A part of NASA almost from Day One, Glynn Lunney first served as a Flight Dynamics officer (FIDO) during the Mercury program. Named one of NASA’s first four Flight Directors in September 1964, Lunney would become one of the most respected figures in American spaceflight due in no small part to his calm demeanor and problem-solving skills.

It was Lunney who took over as Flight Director about an hour after an oxygen tank explosion wreaked havoc on the flight of Apollo 13. Others would later marvel at the order Lunney seemed to restore to Mission Control, as the mission’s problems began to be sorted out.

Lunney’s last mission as Flight Director was Apollo 15, after which he became program manager for the Apollo-Soyuz Test Project. He retired from NASA in 1985 to begin work at Rockwell International, and when that company merged with Lockheed Martin a decade later, he became a vice president and program manager for the new United Space Alliance.

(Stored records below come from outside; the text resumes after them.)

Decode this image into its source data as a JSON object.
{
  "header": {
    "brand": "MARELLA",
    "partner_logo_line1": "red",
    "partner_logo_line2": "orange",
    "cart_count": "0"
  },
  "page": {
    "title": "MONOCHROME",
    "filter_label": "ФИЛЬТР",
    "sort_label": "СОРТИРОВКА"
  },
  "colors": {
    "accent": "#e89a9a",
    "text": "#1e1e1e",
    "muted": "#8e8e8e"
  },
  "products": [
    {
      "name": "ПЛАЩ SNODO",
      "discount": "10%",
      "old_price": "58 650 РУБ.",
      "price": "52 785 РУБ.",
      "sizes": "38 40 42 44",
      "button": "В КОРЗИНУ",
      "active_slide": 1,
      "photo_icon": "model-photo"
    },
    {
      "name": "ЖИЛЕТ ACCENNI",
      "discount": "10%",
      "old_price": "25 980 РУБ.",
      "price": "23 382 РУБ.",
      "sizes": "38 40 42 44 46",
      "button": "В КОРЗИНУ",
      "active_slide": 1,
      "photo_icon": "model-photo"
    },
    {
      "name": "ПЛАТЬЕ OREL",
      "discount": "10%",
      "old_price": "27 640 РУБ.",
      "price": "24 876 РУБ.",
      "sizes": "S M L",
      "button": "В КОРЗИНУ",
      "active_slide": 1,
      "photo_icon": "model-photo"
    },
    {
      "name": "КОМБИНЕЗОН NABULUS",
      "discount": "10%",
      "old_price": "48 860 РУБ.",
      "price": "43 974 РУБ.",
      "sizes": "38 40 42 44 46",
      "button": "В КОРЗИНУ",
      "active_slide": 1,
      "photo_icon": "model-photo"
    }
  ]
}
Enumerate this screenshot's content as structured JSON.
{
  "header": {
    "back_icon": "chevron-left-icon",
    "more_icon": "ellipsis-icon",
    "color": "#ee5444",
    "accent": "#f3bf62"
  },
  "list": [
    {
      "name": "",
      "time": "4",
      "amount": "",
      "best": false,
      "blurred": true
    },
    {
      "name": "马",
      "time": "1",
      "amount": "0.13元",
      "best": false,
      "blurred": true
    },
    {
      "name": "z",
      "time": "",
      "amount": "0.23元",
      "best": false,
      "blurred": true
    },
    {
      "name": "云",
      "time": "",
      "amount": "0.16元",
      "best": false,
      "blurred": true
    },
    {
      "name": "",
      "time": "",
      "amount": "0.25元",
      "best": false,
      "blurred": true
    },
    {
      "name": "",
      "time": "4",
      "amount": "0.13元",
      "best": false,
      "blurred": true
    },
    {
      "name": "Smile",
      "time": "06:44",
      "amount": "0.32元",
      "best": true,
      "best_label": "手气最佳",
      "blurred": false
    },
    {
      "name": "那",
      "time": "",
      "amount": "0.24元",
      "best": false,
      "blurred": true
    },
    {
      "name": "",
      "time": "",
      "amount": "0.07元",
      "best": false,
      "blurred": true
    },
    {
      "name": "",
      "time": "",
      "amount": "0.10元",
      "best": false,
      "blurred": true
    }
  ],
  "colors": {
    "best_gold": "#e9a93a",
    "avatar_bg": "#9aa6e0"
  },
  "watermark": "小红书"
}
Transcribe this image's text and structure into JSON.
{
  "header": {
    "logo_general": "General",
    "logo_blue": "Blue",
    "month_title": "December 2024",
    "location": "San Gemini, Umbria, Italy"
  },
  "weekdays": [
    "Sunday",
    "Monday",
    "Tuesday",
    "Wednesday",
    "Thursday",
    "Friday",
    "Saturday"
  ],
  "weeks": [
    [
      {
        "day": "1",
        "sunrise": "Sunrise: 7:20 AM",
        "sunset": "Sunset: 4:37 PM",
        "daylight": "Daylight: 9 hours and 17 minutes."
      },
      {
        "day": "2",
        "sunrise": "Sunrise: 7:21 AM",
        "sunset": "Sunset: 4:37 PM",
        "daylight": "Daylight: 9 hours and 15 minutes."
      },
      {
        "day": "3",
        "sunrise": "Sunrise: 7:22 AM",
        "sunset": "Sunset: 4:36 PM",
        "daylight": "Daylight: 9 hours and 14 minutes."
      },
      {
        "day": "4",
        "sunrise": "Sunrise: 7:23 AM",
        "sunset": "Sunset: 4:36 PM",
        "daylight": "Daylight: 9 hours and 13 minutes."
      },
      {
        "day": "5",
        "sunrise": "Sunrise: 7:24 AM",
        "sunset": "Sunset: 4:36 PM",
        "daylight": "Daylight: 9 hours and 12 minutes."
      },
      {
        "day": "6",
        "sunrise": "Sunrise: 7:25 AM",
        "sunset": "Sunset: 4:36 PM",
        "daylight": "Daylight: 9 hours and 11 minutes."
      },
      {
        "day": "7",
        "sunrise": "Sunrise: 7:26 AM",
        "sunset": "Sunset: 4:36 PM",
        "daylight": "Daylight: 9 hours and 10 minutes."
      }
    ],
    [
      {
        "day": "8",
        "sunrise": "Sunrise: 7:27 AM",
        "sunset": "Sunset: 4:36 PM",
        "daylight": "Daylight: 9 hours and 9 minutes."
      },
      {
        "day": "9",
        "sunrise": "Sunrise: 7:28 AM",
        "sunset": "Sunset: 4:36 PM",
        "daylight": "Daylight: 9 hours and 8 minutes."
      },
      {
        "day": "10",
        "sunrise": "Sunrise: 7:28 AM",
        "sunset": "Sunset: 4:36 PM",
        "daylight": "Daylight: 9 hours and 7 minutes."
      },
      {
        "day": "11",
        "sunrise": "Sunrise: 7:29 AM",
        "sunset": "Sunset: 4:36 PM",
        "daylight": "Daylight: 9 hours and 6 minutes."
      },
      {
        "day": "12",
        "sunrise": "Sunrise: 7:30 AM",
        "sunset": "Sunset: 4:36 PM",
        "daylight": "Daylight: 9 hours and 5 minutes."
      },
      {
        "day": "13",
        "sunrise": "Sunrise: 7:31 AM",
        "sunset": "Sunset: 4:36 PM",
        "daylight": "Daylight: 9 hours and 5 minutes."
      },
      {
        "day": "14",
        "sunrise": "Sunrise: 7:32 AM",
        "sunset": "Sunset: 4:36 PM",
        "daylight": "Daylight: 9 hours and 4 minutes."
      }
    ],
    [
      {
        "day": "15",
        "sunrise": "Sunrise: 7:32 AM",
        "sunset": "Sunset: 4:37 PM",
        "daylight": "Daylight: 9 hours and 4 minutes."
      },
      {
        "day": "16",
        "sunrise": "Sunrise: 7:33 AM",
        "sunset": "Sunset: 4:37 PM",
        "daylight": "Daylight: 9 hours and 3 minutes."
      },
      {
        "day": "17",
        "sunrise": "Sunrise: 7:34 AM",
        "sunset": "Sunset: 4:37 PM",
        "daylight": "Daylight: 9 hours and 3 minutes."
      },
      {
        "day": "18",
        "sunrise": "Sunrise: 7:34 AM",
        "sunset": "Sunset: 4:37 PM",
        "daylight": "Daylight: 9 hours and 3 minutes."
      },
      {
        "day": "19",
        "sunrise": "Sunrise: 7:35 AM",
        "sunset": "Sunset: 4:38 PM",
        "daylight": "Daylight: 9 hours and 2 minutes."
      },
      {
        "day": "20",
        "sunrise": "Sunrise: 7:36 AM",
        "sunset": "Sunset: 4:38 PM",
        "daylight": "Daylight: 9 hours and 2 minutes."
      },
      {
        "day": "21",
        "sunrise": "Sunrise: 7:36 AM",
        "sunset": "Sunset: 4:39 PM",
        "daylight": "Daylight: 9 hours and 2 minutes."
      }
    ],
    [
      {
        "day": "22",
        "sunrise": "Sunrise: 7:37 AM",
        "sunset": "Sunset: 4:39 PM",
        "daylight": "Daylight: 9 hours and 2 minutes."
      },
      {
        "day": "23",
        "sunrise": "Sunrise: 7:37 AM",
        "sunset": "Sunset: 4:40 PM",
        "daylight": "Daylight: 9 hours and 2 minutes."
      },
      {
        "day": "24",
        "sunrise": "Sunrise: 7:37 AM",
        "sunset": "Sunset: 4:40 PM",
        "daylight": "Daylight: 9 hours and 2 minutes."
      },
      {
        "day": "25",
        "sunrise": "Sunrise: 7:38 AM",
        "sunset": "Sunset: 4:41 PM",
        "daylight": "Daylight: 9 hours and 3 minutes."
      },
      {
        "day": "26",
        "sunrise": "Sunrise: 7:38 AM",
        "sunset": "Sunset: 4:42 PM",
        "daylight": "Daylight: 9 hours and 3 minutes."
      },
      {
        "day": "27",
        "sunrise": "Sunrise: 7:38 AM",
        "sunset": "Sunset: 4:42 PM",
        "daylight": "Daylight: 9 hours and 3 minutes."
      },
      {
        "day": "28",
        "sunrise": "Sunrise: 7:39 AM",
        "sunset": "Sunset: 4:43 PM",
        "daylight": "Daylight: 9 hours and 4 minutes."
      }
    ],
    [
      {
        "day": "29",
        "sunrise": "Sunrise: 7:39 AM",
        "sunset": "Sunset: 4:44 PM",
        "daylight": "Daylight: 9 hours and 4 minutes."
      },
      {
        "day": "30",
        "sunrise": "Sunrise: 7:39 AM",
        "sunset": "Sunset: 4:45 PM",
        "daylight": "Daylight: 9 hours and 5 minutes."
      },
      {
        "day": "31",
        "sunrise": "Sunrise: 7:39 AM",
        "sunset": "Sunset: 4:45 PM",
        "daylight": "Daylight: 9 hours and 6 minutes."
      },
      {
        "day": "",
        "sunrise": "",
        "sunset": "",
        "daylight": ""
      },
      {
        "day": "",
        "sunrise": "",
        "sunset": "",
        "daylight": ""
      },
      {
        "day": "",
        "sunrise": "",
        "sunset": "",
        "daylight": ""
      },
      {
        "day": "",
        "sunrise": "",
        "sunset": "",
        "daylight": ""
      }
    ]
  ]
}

Bryan Lunney, the youngest of Glynn’s four children with wife Marilyn, became the first second-generation Flight Director when he was selected to the position in 2001.


Courtenay is one of the modern NASA flight directors in our movie.

From Winchester, Mass., she earned a bachelor’s in aerospace engineering from Pennsylvania State University in 1992. She began her career as a software engineer at Loral Advanced Distributed Simulation in Cambridge, Mass. She started work at NASA in 1996 as an Attitude Determination and Control Officer (ADCO) for the space station. In 2001 she was stationed in Moscow for two years as an Avionics Integration Engineer with the ISS Program.

She returned to Houston, serving as the lead for the Station Systems Integration Office in the Systems Division of the Mission Operations Directorate at JSC. She became one of the elite group of NASA Flight Directors in October 2007. [Source: NASA].